Injuries Off School Grounds and School Liability
Posted in Legal Questions on December 16, 2016
When your child suffers an injury away from the home, your first question is likely, “Who is responsible?” Parents trust their children to the hands of teachers, supervisors, and school staff under the assumption that school employees will do what’s in the child’s best interests.
Unfortunately, negligent school employees all too often fail to adequately supervise students. Understanding the rules of school liability in cases of injuries that occur off school grounds requires knowledge of the California Education Code.
Education Code Section § 44808 and School District Liability
CA Education Code Section § 44808 protects a school district from liability in most cases involving injuries that occur off campus. This section removes responsibility of supervising children off campus from the shoulders of the county superintendent of schools, school districts, city and county boards of education, and officers and employees of districts and boards.
Education Code Section § 44808 states that those parties will in no way be liable or responsible for the safety or conduct of public school pupils when they aren’t on school property. There are, however, marked exceptions to this rule. Here are a few cases that have dealt with school liability and off-grounds accidents and how the California courts ruled:
- Children who leave school early. School employees are responsible for ensuring that students who want to leave campus before the school day ends can’t do so. In Hoyem v. Manhattan Beach City Sch. Dist., the California Supreme Court held that the school district could be liable when a student attending summer school left the grounds early, without permission, and sustained injuries when struck by a motorcyclist at a nearby intersection. Even though his injuries occurred off campus, negligent supervision permitted the child to leave campus without permission.
- Children waiting for pickup. School employees have a duty to provide reasonable care for students’ safety and wellbeing after school hours and beyond campus. This includes while children wait for pickup, within reason. However, in one case (Guerrero v. South Bay Union School District) the courts found the district not guilty of negligence when a car struck a six-year-old student who was waiting for pickup on a street next to the school. The courts found that the district didn’t owe a duty of care to the plaintiff since the student was on a public street – not in the location designated for child pickup.

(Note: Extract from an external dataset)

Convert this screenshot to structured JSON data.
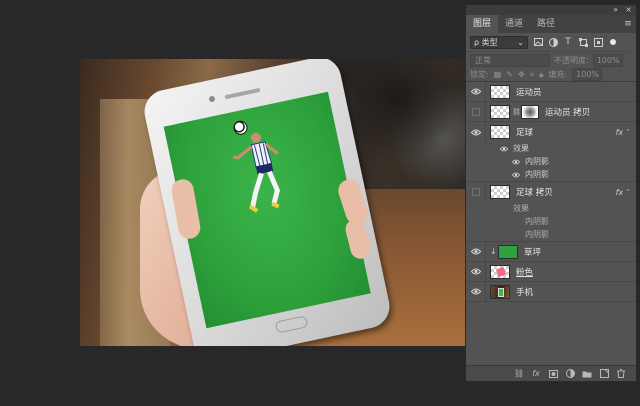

- Dangerous conditions on public property. A school district must keep its property safe and free from hazards. In Joyce v. Simi Valley Unified School District, the courts upheld a verdict against the school district for unsafe property conditions, even though the accident occurred off school grounds. A vehicle struck a 13-year-old girl in a marked crosswalk on her way to school. The plaintiffs alleged an open gate through which the school welcomed students into the schoolyard was a dangerous condition. It encouraged students to use a crosswalk that didn’t have walk signals on a busy street.
There are several other off-grounds situations that could lead to assigning responsibility with the school district, including when districts have undertaken to provide students transportation, during school-sponsored off-grounds activities and programs, and criminal assaults by third parties. Each case is different and deals with a variety of rules regarding negligence, premises liability, and duties of care to students.
Field Trips and School Liability
California gives special immunity to school districts during field trips and excursions. Unlike other off-grounds school-sponsored activities, the courts typically won’t hold the school liable for injuries or deaths occurring during “visits students and supervisors make for firsthand observation,” or “journeys chiefly for recreation.” While there are exceptions, the “field trip immunity” protects schools and school districts on such off-campus trips and excursions.